Question

I followed Ray Wenderlich's tutorial to implement receipt validation in my app. The code connects to Apple's validation server directly from my app rather than going through my own server.

After I submitted my first binary to the AppStore, I tested my app and the in-app purchasing didn't work because I had switched it over from the sandbox URL to the production URL.

Will this also fail when they AppStore reviewers test it and therefore be rejected? I've read this post but I'm still very confused about whether that applies to me if I'm not using my own server.

Was it helpful?

Solution

The solution is quite simple and it was explained on session 308 of WWDC 2012 (the video is available for registered developers). The session was related to subscriptions but you can extend it for in app purchases.

What happens is that when you develop you hard code your app to validate the receipt with the sandbox. Then you send the app to review, you clearly hard coded your app to validate the receipt with the production server.
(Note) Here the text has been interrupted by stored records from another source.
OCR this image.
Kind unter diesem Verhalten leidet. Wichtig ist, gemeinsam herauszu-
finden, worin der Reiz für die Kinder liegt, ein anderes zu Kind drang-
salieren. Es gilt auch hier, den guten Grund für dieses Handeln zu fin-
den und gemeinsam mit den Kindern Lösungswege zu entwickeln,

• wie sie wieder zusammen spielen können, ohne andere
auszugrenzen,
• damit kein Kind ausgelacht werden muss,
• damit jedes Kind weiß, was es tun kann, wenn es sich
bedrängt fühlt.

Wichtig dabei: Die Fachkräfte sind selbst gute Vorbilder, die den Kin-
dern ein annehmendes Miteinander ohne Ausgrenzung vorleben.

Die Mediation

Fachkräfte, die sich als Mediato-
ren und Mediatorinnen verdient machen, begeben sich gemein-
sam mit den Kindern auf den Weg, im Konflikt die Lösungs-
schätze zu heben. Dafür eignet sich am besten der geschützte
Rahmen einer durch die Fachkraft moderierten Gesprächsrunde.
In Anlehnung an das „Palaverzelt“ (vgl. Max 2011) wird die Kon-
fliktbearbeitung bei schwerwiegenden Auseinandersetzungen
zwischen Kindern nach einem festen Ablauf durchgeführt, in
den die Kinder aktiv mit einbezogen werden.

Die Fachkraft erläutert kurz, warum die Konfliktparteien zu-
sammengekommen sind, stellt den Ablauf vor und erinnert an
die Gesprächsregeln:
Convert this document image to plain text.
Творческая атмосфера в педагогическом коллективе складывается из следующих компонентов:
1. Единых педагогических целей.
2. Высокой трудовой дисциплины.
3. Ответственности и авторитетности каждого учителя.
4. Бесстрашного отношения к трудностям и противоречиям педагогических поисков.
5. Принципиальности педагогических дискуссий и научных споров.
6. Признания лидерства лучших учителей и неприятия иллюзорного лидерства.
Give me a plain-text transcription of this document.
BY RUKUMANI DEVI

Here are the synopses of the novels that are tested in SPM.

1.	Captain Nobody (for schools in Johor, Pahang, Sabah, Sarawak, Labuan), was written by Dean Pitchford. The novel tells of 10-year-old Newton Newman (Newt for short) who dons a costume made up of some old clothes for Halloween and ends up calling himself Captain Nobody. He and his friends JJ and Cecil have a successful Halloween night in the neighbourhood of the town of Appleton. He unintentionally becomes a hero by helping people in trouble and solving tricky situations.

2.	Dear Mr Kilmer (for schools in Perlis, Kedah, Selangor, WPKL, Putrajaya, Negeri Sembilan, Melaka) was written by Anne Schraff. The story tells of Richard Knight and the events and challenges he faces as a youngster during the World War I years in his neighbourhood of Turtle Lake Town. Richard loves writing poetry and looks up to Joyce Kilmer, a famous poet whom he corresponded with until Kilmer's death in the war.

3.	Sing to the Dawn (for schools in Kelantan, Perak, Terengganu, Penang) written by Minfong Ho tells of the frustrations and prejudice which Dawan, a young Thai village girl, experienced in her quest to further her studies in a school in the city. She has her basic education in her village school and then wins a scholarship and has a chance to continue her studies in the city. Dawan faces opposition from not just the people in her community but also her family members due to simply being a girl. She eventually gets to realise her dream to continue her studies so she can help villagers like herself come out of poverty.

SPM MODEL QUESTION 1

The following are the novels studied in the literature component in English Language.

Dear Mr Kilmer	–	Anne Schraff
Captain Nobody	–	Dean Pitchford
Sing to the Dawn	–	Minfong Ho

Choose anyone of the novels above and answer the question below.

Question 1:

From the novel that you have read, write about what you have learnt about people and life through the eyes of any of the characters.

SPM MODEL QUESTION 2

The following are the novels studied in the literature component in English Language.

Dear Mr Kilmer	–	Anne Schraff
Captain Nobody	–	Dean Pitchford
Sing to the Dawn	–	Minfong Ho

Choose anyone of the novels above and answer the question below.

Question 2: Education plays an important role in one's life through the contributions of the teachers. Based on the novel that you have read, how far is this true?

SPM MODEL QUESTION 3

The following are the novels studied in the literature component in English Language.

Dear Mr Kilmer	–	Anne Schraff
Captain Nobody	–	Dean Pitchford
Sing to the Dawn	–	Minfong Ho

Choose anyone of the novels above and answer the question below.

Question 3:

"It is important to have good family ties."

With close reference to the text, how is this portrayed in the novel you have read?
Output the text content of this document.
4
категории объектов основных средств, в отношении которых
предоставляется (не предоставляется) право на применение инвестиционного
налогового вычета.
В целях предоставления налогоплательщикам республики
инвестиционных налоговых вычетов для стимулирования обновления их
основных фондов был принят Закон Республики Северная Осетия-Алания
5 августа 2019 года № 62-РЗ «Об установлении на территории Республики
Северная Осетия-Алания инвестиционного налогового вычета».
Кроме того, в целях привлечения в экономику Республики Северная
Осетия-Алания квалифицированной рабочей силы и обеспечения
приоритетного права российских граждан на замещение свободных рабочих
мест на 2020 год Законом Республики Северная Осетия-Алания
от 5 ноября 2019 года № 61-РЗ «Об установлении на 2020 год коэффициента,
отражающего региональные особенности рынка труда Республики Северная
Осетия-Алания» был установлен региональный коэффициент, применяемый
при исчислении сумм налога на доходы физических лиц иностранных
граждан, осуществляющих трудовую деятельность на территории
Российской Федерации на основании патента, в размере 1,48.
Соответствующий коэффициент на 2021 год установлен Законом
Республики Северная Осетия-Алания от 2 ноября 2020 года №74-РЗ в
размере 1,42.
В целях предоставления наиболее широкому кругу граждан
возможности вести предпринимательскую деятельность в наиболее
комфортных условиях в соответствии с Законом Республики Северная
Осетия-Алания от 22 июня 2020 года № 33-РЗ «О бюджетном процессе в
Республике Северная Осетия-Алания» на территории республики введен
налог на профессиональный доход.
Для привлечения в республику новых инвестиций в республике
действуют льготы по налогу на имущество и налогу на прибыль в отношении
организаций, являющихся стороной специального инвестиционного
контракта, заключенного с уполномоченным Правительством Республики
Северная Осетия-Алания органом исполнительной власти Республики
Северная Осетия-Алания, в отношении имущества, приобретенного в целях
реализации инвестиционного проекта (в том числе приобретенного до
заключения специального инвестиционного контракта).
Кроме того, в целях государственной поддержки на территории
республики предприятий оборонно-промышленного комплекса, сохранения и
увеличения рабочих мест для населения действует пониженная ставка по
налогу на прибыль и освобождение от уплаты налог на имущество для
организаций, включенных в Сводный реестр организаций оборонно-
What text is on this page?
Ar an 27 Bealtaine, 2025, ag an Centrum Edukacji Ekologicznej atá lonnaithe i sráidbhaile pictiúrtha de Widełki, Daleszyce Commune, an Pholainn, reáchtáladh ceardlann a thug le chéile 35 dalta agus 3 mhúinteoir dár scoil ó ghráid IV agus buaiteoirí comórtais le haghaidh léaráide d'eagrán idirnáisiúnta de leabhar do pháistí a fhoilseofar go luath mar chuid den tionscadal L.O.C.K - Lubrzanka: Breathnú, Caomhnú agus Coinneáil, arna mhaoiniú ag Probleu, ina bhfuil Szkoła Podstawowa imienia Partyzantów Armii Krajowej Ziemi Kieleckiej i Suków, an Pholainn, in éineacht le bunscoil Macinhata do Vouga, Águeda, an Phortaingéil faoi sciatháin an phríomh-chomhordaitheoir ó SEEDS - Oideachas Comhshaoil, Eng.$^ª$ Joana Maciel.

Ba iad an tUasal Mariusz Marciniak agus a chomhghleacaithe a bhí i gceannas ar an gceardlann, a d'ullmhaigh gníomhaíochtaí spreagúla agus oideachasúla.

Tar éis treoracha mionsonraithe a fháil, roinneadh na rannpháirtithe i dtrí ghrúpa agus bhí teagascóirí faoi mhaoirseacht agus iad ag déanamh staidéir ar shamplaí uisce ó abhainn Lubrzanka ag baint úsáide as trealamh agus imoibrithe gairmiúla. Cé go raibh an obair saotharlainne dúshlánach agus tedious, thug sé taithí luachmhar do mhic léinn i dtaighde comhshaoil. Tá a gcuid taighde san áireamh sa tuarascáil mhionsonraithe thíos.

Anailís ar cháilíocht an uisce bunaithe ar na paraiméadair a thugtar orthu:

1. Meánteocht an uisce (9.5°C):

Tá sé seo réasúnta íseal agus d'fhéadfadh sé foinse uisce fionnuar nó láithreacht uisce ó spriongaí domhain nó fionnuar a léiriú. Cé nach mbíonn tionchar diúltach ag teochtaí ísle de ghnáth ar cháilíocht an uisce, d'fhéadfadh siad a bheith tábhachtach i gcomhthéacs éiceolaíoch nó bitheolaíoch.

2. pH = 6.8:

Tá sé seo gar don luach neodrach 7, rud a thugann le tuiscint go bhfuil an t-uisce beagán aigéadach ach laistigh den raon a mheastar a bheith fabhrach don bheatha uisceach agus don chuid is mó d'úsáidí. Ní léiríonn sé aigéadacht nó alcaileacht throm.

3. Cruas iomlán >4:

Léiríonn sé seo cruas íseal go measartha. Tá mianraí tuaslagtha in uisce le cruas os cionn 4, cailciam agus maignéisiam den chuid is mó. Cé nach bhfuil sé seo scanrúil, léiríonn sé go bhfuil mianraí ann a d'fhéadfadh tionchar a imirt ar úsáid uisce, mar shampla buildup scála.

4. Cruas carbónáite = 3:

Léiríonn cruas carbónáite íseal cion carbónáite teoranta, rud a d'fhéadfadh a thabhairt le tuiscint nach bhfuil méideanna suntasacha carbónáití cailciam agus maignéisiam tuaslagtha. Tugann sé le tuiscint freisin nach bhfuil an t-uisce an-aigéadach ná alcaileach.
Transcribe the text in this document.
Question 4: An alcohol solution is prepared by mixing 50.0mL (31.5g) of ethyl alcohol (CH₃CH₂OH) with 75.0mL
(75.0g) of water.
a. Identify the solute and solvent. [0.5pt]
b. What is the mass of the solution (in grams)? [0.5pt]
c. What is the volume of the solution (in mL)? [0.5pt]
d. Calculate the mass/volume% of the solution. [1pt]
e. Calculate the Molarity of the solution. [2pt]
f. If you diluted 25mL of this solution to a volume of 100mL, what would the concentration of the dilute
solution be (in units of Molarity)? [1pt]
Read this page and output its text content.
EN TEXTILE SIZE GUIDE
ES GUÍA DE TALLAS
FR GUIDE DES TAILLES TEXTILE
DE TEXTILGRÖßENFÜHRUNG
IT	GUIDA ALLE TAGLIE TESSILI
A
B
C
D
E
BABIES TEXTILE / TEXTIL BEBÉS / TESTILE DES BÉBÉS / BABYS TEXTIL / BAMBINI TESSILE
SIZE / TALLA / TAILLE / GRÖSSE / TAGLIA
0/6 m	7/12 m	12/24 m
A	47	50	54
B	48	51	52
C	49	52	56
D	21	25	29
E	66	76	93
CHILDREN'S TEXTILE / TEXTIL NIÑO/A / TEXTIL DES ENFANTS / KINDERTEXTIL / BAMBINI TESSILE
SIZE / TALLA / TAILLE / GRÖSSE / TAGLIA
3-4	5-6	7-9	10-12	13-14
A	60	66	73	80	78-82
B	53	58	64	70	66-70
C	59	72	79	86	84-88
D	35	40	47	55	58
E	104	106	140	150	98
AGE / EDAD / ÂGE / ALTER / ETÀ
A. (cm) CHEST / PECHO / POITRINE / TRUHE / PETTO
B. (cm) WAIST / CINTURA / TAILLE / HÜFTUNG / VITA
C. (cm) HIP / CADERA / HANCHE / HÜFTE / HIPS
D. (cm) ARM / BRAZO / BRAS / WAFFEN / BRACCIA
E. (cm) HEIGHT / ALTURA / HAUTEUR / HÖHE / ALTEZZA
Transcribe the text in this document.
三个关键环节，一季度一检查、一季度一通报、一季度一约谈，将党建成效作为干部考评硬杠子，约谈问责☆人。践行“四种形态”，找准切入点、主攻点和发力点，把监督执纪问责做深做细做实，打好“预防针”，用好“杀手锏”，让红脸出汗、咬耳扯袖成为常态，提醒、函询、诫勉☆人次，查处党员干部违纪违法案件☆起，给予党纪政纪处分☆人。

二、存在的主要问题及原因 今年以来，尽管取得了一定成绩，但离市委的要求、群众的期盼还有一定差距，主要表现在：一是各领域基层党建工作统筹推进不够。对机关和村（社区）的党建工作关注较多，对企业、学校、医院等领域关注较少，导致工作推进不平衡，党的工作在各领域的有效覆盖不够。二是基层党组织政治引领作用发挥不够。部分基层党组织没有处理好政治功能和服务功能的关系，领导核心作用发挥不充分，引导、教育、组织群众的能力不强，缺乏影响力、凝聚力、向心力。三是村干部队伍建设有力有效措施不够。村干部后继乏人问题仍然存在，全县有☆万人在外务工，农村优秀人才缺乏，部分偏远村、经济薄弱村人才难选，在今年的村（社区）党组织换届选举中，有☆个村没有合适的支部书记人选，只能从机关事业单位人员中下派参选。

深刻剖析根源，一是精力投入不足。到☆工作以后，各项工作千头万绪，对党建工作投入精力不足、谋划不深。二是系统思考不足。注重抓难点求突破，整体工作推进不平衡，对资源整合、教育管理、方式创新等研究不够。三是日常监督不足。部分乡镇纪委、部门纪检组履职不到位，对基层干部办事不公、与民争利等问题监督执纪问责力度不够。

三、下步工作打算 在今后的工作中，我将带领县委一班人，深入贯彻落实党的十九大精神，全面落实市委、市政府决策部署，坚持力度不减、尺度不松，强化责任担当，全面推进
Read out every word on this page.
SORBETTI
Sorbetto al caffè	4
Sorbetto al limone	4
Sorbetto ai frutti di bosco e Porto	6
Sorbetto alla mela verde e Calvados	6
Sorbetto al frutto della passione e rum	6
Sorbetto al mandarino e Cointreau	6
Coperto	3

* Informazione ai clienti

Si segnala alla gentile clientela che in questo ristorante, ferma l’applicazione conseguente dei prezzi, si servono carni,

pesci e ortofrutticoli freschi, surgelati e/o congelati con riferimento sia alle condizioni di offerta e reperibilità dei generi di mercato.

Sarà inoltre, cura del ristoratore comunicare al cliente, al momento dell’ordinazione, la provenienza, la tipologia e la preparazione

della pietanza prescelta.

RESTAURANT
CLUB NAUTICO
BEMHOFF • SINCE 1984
But nothing prevents you from doing the validation in two steps:

  • always validate the receipt with the production server first, this will apply for 99% of your app life. If the receipt is validated, you're done.
  • if previous validation failed, just validate the receipt with the sandbox server. This should cover your development needs and of course fake receipts will fail validation too.

By the way, and this is officially stated in the documentation ONLY for subscriptions, if you try to validate a sandbox receipt with the production server you will get a specific status code; there is another status code that covers the case of production receipt validated with the sandbox server. In all cases the two worlds, sandbox and production, are always separated.

Don't forget also that with iOS7 added a new safer way to manage receipt validation directly from the device: consider in fact that receipt validation directly from the client (that you don't fully control, e.g. with jailbroken devices) is less secure than receipt validation done through a server you control.

OTHER TIPS

Always verify your receipt first with the production URL; proceed to verify with the sandbox URL if you receive a 21007 status code. Following this approach ensures that you do not have to switch between URLs while your application is being tested or reviewed in the sandbox or is live in the App Store.

Note: The 21007 status code indicates that this receipt is a sandbox receipt, but it was sent to the production service for verification.

There is no public API to call to distinguish the production and sandbox environments so that you can decide which server to use ahead of time. If you have implemented the recommended receipt validation process, the fix can be implemented at your server which contacts the StoreKit server. If the status code for the validation attempt is 21007, then try again at the sandbox server.

It could fail. I had an app with in app purchases (but not based on my server, straight apple code) that work in development but crashed once released by Apple. It crashed because I had not done all the proper steps in iTunes Connect.

The surprising thing was that the reviewers didn't catch this, presumably since they were also working in a sandboxed environment.

I'm not sure this helps you, hope it does.